Old media takes aim at Web goliaths

February 26, 2008 | Internet Marketing

Four large newspaper owners - Gannett, Hearst, New York Times, and the Tribune - are forming an online ad network called quadrantOne in hopes of competing with Google, Yahoo, Microsoft, and AOL.

Local newspapers have it hard when it comes to claiming a slice of the billions of ad dollars spent online. Big marketers that want to send a message to the masses are more likely to turn to big Web companies such as Google, Yahoo!, and Microsoft, and the vast networks they’re tapped into. “What [national advertisers] have always done is seek the easiest solution - a couple of big portals - to give them national reach,” says Jack Williams, president of Gannett Digital Ventures, the online division of the Gannett newspaper chain.

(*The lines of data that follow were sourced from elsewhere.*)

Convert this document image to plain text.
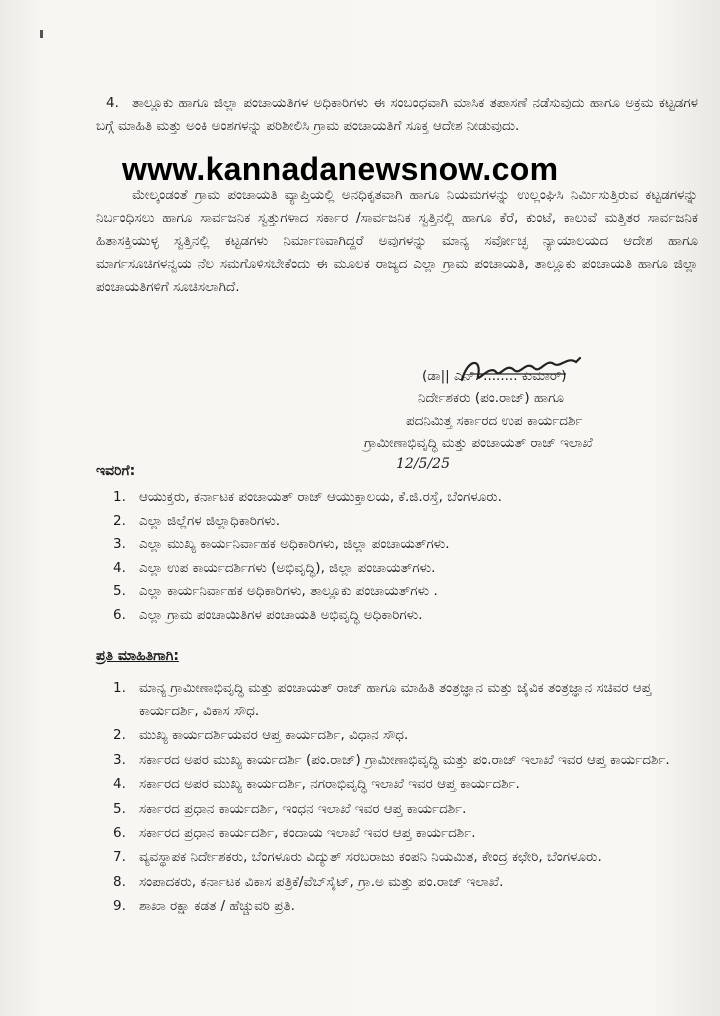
4. ತಾಲ್ಲೂಕು ಹಾಗೂ ಜಿಲ್ಲಾ ಪಂಚಾಯತಿಗಳ ಅಧಿಕಾರಿಗಳು ಈ ಸಂಬಂಧವಾಗಿ ಮಾಸಿಕ ತಪಾಸಣೆ ನಡೆಸುವುದು ಹಾಗೂ ಅಕ್ರಮ ಕಟ್ಟಡಗಳ ಬಗ್ಗೆ ಮಾಹಿತಿ ಮತ್ತು ಅಂಕಿ ಅಂಶಗಳನ್ನು ಪರಿಶೀಲಿಸಿ ಗ್ರಾಮ ಪಂಚಾಯತಿಗೆ ಸೂಕ್ತ ಆದೇಶ ನೀಡುವುದು.
www.kannadanewsnow.com
ಮೇಲ್ಕಂಡಂತೆ ಗ್ರಾಮ ಪಂಚಾಯತಿ ವ್ಯಾಪ್ತಿಯಲ್ಲಿ ಅನಧಿಕೃತವಾಗಿ ಹಾಗೂ ನಿಯಮಗಳನ್ನು ಉಲ್ಲಂಘಿಸಿ ನಿರ್ಮಿಸುತ್ತಿರುವ ಕಟ್ಟಡಗಳನ್ನು ನಿರ್ಬಂಧಿಸಲು ಹಾಗೂ ಸಾರ್ವಜನಿಕ ಸ್ವತ್ತುಗಳಾದ ಸರ್ಕಾರ /ಸಾರ್ವಜನಿಕ ಸ್ವತ್ತಿನಲ್ಲಿ ಹಾಗೂ ಕೆರೆ, ಕುಂಟೆ, ಕಾಲುವೆ ಮತ್ತಿತರ ಸಾರ್ವಜನಿಕ ಹಿತಾಸಕ್ತಿಯುಳ್ಳ ಸ್ವತ್ತಿನಲ್ಲಿ ಕಟ್ಟಡಗಳು ನಿರ್ಮಾಣವಾಗಿದ್ದರೆ ಅವುಗಳನ್ನು ಮಾನ್ಯ ಸರ್ವೋಚ್ಛ ನ್ಯಾಯಾಲಯದ ಆದೇಶ ಹಾಗೂ ಮಾರ್ಗಸೂಚಿಗಳನ್ವಯ ನೆಲ ಸಮಗೊಳಿಸಬೇಕೆಂದು ಈ ಮೂಲಕ ರಾಜ್ಯದ ಎಲ್ಲಾ ಗ್ರಾಮ ಪಂಚಾಯತಿ, ತಾಲ್ಲೂಕು ಪಂಚಾಯತಿ ಹಾಗೂ ಜಿಲ್ಲಾ ಪಂಚಾಯತಿಗಳಿಗೆ ಸೂಚಿಸಲಾಗಿದೆ.
(ಡಾ|| ಎನ್. ........ ಕುಮಾರ್)
ನಿರ್ದೇಶಕರು (ಪಂ.ರಾಜ್) ಹಾಗೂ
ಪದನಿಮಿತ್ತ ಸರ್ಕಾರದ ಉಪ ಕಾರ್ಯದರ್ಶಿ
ಗ್ರಾಮೀಣಾಭಿವೃದ್ಧಿ ಮತ್ತು ಪಂಚಾಯತ್ ರಾಜ್ ಇಲಾಖೆ
12/5/25
ಇವರಿಗೆ:
1. ಆಯುಕ್ತರು, ಕರ್ನಾಟಕ ಪಂಚಾಯತ್ ರಾಜ್ ಆಯುಕ್ತಾಲಯ, ಕೆ.ಜಿ.ರಸ್ತೆ, ಬೆಂಗಳೂರು.
2. ಎಲ್ಲಾ ಜಿಲ್ಲೆಗಳ ಜಿಲ್ಲಾಧಿಕಾರಿಗಳು.
3. ಎಲ್ಲಾ ಮುಖ್ಯ ಕಾರ್ಯನಿರ್ವಾಹಕ ಅಧಿಕಾರಿಗಳು, ಜಿಲ್ಲಾ ಪಂಚಾಯತ್‌ಗಳು.
4. ಎಲ್ಲಾ ಉಪ ಕಾರ್ಯದರ್ಶಿಗಳು (ಅಭಿವೃದ್ಧಿ), ಜಿಲ್ಲಾ ಪಂಚಾಯತ್‌ಗಳು.
5. ಎಲ್ಲಾ ಕಾರ್ಯನಿರ್ವಾಹಕ ಅಧಿಕಾರಿಗಳು, ತಾಲ್ಲೂಕು ಪಂಚಾಯತ್‌ಗಳು .
6. ಎಲ್ಲಾ ಗ್ರಾಮ ಪಂಚಾಯಿತಿಗಳ ಪಂಚಾಯತಿ ಅಭಿವೃದ್ಧಿ ಅಧಿಕಾರಿಗಳು.
ಪ್ರತಿ ಮಾಹಿತಿಗಾಗಿ:
1. ಮಾನ್ಯ ಗ್ರಾಮೀಣಾಭಿವೃದ್ಧಿ ಮತ್ತು ಪಂಚಾಯತ್ ರಾಜ್ ಹಾಗೂ ಮಾಹಿತಿ ತಂತ್ರಜ್ಞಾನ ಮತ್ತು ಜೈವಿಕ ತಂತ್ರಜ್ಞಾನ ಸಚಿವರ ಆಪ್ತ ಕಾರ್ಯದರ್ಶಿ, ವಿಕಾಸ ಸೌಧ.
2. ಮುಖ್ಯ ಕಾರ್ಯದರ್ಶಿಯವರ ಆಪ್ತ ಕಾರ್ಯದರ್ಶಿ, ವಿಧಾನ ಸೌಧ.
3. ಸರ್ಕಾರದ ಅಪರ ಮುಖ್ಯ ಕಾರ್ಯದರ್ಶಿ (ಪಂ.ರಾಜ್) ಗ್ರಾಮೀಣಾಭಿವೃದ್ಧಿ ಮತ್ತು ಪಂ.ರಾಜ್ ಇಲಾಖೆ ಇವರ ಆಪ್ತ ಕಾರ್ಯದರ್ಶಿ.
4. ಸರ್ಕಾರದ ಅಪರ ಮುಖ್ಯ ಕಾರ್ಯದರ್ಶಿ, ನಗರಾಭಿವೃದ್ಧಿ ಇಲಾಖೆ ಇವರ ಆಪ್ತ ಕಾರ್ಯದರ್ಶಿ.
5. ಸರ್ಕಾರದ ಪ್ರಧಾನ ಕಾರ್ಯದರ್ಶಿ, ಇಂಧನ ಇಲಾಖೆ ಇವರ ಆಪ್ತ ಕಾರ್ಯದರ್ಶಿ.
6. ಸರ್ಕಾರದ ಪ್ರಧಾನ ಕಾರ್ಯದರ್ಶಿ, ಕಂದಾಯ ಇಲಾಖೆ ಇವರ ಆಪ್ತ ಕಾರ್ಯದರ್ಶಿ.
7. ವ್ಯವಸ್ಥಾಪಕ ನಿರ್ದೇಶಕರು, ಬೆಂಗಳೂರು ವಿದ್ಯುತ್ ಸರಬರಾಜು ಕಂಪನಿ ನಿಯಮಿತ, ಕೇಂದ್ರ ಕಛೇರಿ, ಬೆಂಗಳೂರು.
8. ಸಂಪಾದಕರು, ಕರ್ನಾಟಕ ವಿಕಾಸ ಪತ್ರಿಕೆ/ವೆಬ್‌ಸೈಟ್, ಗ್ರಾ.ಅ ಮತ್ತು ಪಂ.ರಾಜ್ ಇಲಾಖೆ.
9. ಶಾಖಾ ರಕ್ಷಾ ಕಡತ / ಹೆಚ್ಚುವರಿ ಪ್ರತಿ.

But now, companies representing 174 small papers and other publications are banding together to make their task easier. Four of the nation’s largest newspaper owners, Gannett, Hearst, New York Times (NYT), and the Tribune, have formed an advertising consortium dedicated to attracting marketers that seek big audiences through local channels.

The hope is the combined advertising network, dubbed quadrantOne, will attract advertisers previously turned off by the daunting task of amassing audiences of millions by buying space individually on dozens of smaller Web sites. “Local publishers just don’t have the scale to compete with the big portals,” says Dana Hayes, quadrantOne’s interim CEO and Tribune Interactive’s senior vice-president of sales. “So what quadrantOne is really looking to do is to create a virtual portal.”